Es duro decirlo así, pero este atentado brutal tiene al menos un mérito: exhibe de nuevo el precio de nuestra incapacidad para definir los límites, las consecuencias del cinismo con que se aborda el problema de la violencia en Chile, respecto al pasado y en el presente. Y vuelve a confirmar que éste no es un asunto que concierna solo a la política, sino que se detiene también en la cotidianeidad de los paraderos de micros. La política lo alimenta, lo usa y rentabiliza, pero basta ver la jauría de fieras en que se han convertido las redes sociales para constatar que, de un modo o de otro, nadie es ajeno a esta realidad "tendiendo a lo salvaje".

Sin acuerdo sobre los límites, con vocación de negacionismo selectivo, relativizando los miedos y dolores del bando contrario, contextualizando la violencia, es muy difícil dar las señales de sociedad que este tipo de fenómenos requiere y exige. Los asesinos de Camilo Catrillanca merecen todo el rigor de la ley, pero también lo merecen los que queman tractores y escuelas en La Araucanía, y los que patean en el suelo a un carabinero en el paseo Ahumada. Pero esos límites, más allá de la obligada retórica, tienden a lo difuso.
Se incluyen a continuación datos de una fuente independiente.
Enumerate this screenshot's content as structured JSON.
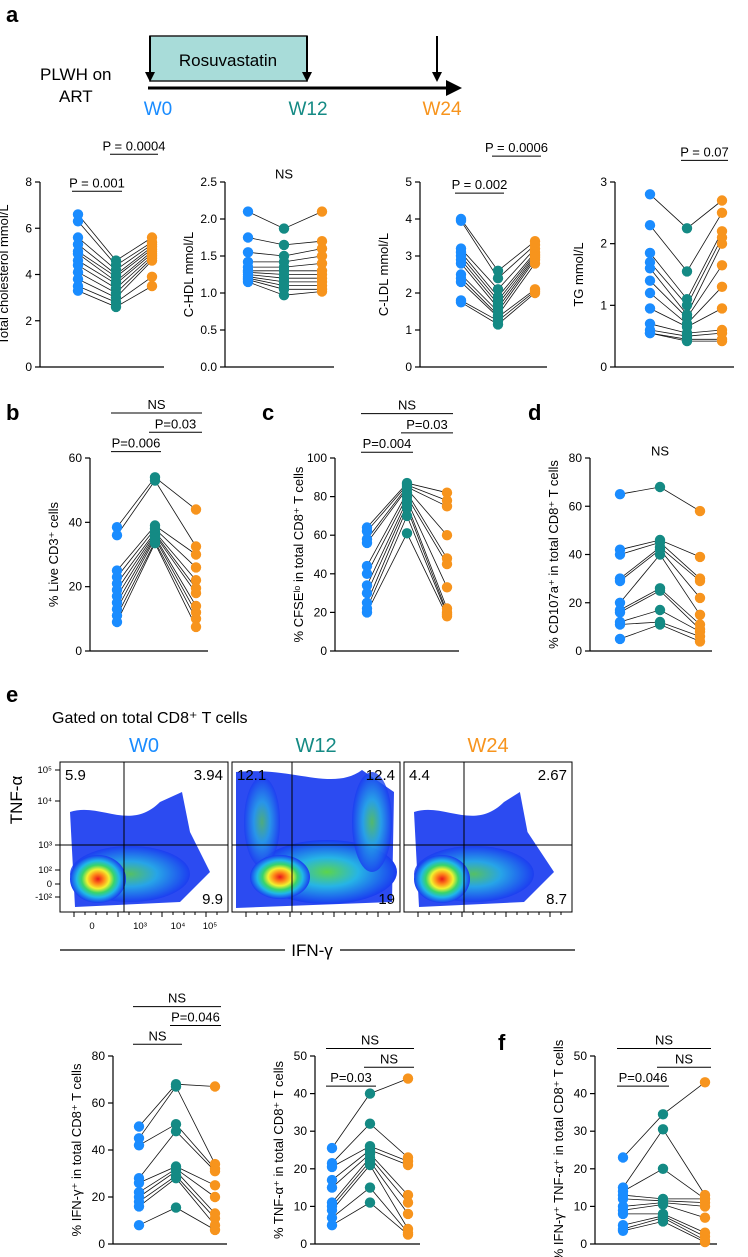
{
  "colors": {
    "w0": "#1a8cff",
    "w12": "#148a84",
    "w24": "#f7941d",
    "bar": "#a8dcd9"
  },
  "panel_labels": [
    "a",
    "b",
    "c",
    "d",
    "e",
    "f"
  ],
  "timeline": {
    "cohort_line1": "PLWH on",
    "cohort_line2": "ART",
    "drug": "Rosuvastatin",
    "timepoints": [
      "W0",
      "W12",
      "W24"
    ]
  },
  "flow": {
    "gate_title": "Gated on total CD8⁺ T cells",
    "y_label": "TNF-α",
    "x_label": "IFN-γ",
    "y_ticks": [
      "10⁵",
      "10⁴",
      "10³",
      "10²",
      "0",
      "-10²"
    ],
    "x_ticks": [
      "0",
      "10³",
      "10⁴",
      "10⁵"
    ],
    "plots": [
      {
        "title": "W0",
        "ul": "5.9",
        "ur": "3.94",
        "lr": "9.9"
      },
      {
        "title": "W12",
        "ul": "12.1",
        "ur": "12.4",
        "lr": "19"
      },
      {
        "title": "W24",
        "ul": "4.4",
        "ur": "2.67",
        "lr": "8.7"
      }
    ]
  },
  "chart_data": [
    {
      "id": "chol",
      "type": "scatter",
      "ylabel": "Total cholesterol mmol/L",
      "ylim": [
        0,
        8
      ],
      "yticks": [
        "0",
        "2",
        "4",
        "6",
        "8"
      ],
      "w0": [
        6.6,
        6.3,
        5.6,
        5.3,
        5.0,
        4.9,
        4.6,
        4.4,
        4.1,
        3.8,
        3.5,
        3.3
      ],
      "w12": [
        4.6,
        4.4,
        4.2,
        4.0,
        3.9,
        3.7,
        3.6,
        3.4,
        3.2,
        3.0,
        2.8,
        2.6
      ],
      "w24": [
        5.6,
        5.4,
        5.3,
        5.2,
        5.1,
        5.0,
        4.9,
        4.8,
        4.7,
        4.6,
        3.9,
        3.5
      ],
      "comparisons": [
        {
          "label": "P = 0.001",
          "pair": "w0-w12",
          "y": 7.6
        },
        {
          "label": "P = 0.0004",
          "pair": "w12-w24",
          "y": 9.2
        }
      ]
    },
    {
      "id": "hdl",
      "type": "scatter",
      "ylabel": "C-HDL mmol/L",
      "ylim": [
        0,
        2.5
      ],
      "yticks": [
        "0.0",
        "0.5",
        "1.0",
        "1.5",
        "2.0",
        "2.5"
      ],
      "w0": [
        2.1,
        1.75,
        1.55,
        1.42,
        1.35,
        1.3,
        1.28,
        1.25,
        1.22,
        1.2,
        1.18,
        1.15
      ],
      "w12": [
        1.87,
        1.65,
        1.5,
        1.42,
        1.35,
        1.3,
        1.25,
        1.2,
        1.15,
        1.1,
        1.05,
        0.97
      ],
      "w24": [
        2.1,
        1.7,
        1.6,
        1.5,
        1.4,
        1.3,
        1.25,
        1.2,
        1.15,
        1.1,
        1.05,
        1.02
      ],
      "comparisons": [
        {
          "label": "NS",
          "pair": "text",
          "y": 2.55
        }
      ]
    },
    {
      "id": "ldl",
      "type": "scatter",
      "ylabel": "C-LDL mmol/L",
      "ylim": [
        0,
        5
      ],
      "yticks": [
        "0",
        "1",
        "2",
        "3",
        "4",
        "5"
      ],
      "w0": [
        4.0,
        3.95,
        3.2,
        3.1,
        3.0,
        2.9,
        2.8,
        2.5,
        2.4,
        2.3,
        1.8,
        1.75
      ],
      "w12": [
        2.6,
        2.4,
        2.1,
        1.9,
        1.8,
        1.7,
        1.6,
        1.5,
        1.4,
        1.35,
        1.25,
        1.15
      ],
      "w24": [
        3.4,
        3.3,
        3.2,
        3.1,
        3.05,
        3.0,
        2.95,
        2.9,
        2.8,
        2.1,
        2.05,
        2.0
      ],
      "comparisons": [
        {
          "label": "P = 0.002",
          "pair": "w0-w12",
          "y": 4.7
        },
        {
          "label": "P = 0.0006",
          "pair": "w12-w24",
          "y": 5.7
        }
      ]
    },
    {
      "id": "tg",
      "type": "scatter",
      "ylabel": "TG mmol/L",
      "ylim": [
        0,
        3
      ],
      "yticks": [
        "0",
        "1",
        "2",
        "3"
      ],
      "w0": [
        2.8,
        2.3,
        1.85,
        1.7,
        1.6,
        1.4,
        1.2,
        0.95,
        0.7,
        0.6,
        0.55,
        0.55
      ],
      "w12": [
        2.25,
        1.55,
        1.1,
        1.0,
        0.85,
        0.8,
        0.7,
        0.65,
        0.55,
        0.5,
        0.45,
        0.42
      ],
      "w24": [
        2.7,
        2.5,
        2.2,
        2.1,
        2.0,
        1.65,
        1.3,
        0.95,
        0.6,
        0.55,
        0.45,
        0.42
      ],
      "comparisons": [
        {
          "label": "P = 0.07",
          "pair": "w12-w24",
          "y": 3.35
        }
      ]
    },
    {
      "id": "cd3",
      "type": "scatter",
      "ylabel": "% Live CD3⁺ cells",
      "ylim": [
        0,
        60
      ],
      "yticks": [
        "0",
        "20",
        "40",
        "60"
      ],
      "w0": [
        38.5,
        36,
        25,
        23,
        21,
        19,
        17,
        15,
        13,
        11,
        9
      ],
      "w12": [
        54,
        53,
        39,
        38,
        37,
        36.5,
        36,
        35.5,
        35,
        34,
        33.5
      ],
      "w24": [
        44,
        32.5,
        30,
        26,
        22,
        19.5,
        18,
        14,
        12,
        10,
        7.5
      ],
      "comparisons": [
        {
          "label": "P=0.006",
          "pair": "w0-w12",
          "y": 62
        },
        {
          "label": "P=0.03",
          "pair": "w12-w24",
          "y": 68
        },
        {
          "label": "NS",
          "pair": "w0-w24",
          "y": 74
        }
      ]
    },
    {
      "id": "cfse",
      "type": "scatter",
      "ylabel": "% CFSEˡᵒ in total CD8⁺ T cells",
      "ylim": [
        0,
        100
      ],
      "yticks": [
        "0",
        "20",
        "40",
        "60",
        "80",
        "100"
      ],
      "w0": [
        64,
        62,
        58,
        56,
        44,
        40,
        34,
        30,
        25,
        22,
        20
      ],
      "w12": [
        87,
        86,
        85,
        84,
        82,
        80,
        78,
        76,
        74,
        70,
        61
      ],
      "w24": [
        82,
        78,
        75,
        60,
        48,
        45,
        33,
        22,
        20,
        19,
        18
      ],
      "comparisons": [
        {
          "label": "P=0.004",
          "pair": "w0-w12",
          "y": 103
        },
        {
          "label": "P=0.03",
          "pair": "w12-w24",
          "y": 113
        },
        {
          "label": "NS",
          "pair": "w0-w24",
          "y": 123
        }
      ]
    },
    {
      "id": "cd107",
      "type": "scatter",
      "ylabel": "% CD107a⁺ in total CD8⁺ T cells",
      "ylim": [
        0,
        80
      ],
      "yticks": [
        "0",
        "20",
        "40",
        "60",
        "80"
      ],
      "w0": [
        65,
        42,
        40,
        30,
        29,
        20,
        17,
        16,
        12,
        11,
        5
      ],
      "w12": [
        68,
        46,
        45,
        43,
        42,
        40,
        26,
        25,
        17,
        12,
        11
      ],
      "w24": [
        58,
        39,
        30,
        29,
        22,
        15,
        11,
        9,
        8,
        6,
        4
      ],
      "comparisons": [
        {
          "label": "NS",
          "pair": "text",
          "y": 81
        }
      ]
    },
    {
      "id": "ifng",
      "type": "scatter",
      "ylabel": "% IFN-γ⁺ in total CD8⁺ T cells",
      "ylim": [
        0,
        80
      ],
      "yticks": [
        "0",
        "20",
        "40",
        "60",
        "80"
      ],
      "w0": [
        50,
        45,
        42,
        28,
        26,
        22,
        20,
        18,
        16,
        8
      ],
      "w12": [
        68,
        67,
        51,
        48,
        33,
        32,
        31,
        29,
        28,
        15.5
      ],
      "w24": [
        67,
        34,
        32,
        31,
        25,
        20,
        13,
        11,
        8,
        6
      ],
      "comparisons": [
        {
          "label": "NS",
          "pair": "w0-w12",
          "y": 85
        },
        {
          "label": "P=0.046",
          "pair": "w12-w24",
          "y": 93
        },
        {
          "label": "NS",
          "pair": "w0-w24",
          "y": 101
        }
      ]
    },
    {
      "id": "tnfa",
      "type": "scatter",
      "ylabel": "% TNF-α⁺ in total CD8⁺ T cells",
      "ylim": [
        0,
        50
      ],
      "yticks": [
        "0",
        "10",
        "20",
        "30",
        "40",
        "50"
      ],
      "w0": [
        25.5,
        21.5,
        20.5,
        17,
        15,
        11,
        10,
        9,
        7,
        5
      ],
      "w12": [
        40,
        32,
        26,
        25,
        24,
        23,
        22,
        21,
        15,
        11
      ],
      "w24": [
        44,
        23,
        22,
        21,
        13,
        11,
        8,
        4,
        3,
        2.5
      ],
      "comparisons": [
        {
          "label": "P=0.03",
          "pair": "w0-w12",
          "y": 42
        },
        {
          "label": "NS",
          "pair": "w12-w24",
          "y": 47
        },
        {
          "label": "NS",
          "pair": "w0-w24",
          "y": 52
        }
      ]
    },
    {
      "id": "dual",
      "type": "scatter",
      "ylabel": "% IFN-γ⁺ TNF-α⁺ in total CD8⁺ T cells",
      "ylim": [
        0,
        50
      ],
      "yticks": [
        "0",
        "10",
        "20",
        "30",
        "40",
        "50"
      ],
      "w0": [
        23,
        15,
        14,
        13,
        12,
        10,
        9,
        8,
        5,
        4,
        3.5
      ],
      "w12": [
        34.5,
        30.5,
        20,
        12,
        11.5,
        11,
        10.5,
        8,
        7.5,
        7,
        6
      ],
      "w24": [
        43,
        13,
        12,
        12,
        11,
        10,
        7,
        3,
        2,
        1,
        0.5
      ],
      "comparisons": [
        {
          "label": "P=0.046",
          "pair": "w0-w12",
          "y": 42
        },
        {
          "label": "NS",
          "pair": "w12-w24",
          "y": 47
        },
        {
          "label": "NS",
          "pair": "w0-w24",
          "y": 52
        }
      ]
    }
  ]
}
Ahora saldremos a buscar a los autores de este atentado y puede que en algo sirvan de chivo expiatorio. Eso, si los encontramos, porque también es probable que no aparezcan nunca, hasta que vuelvan a hablar por sus actos. Cualquier día, cualquier hora y en cualquier lugar. Amenazándonos a todos, como si en el fondo fueran algo que llevamos dentro.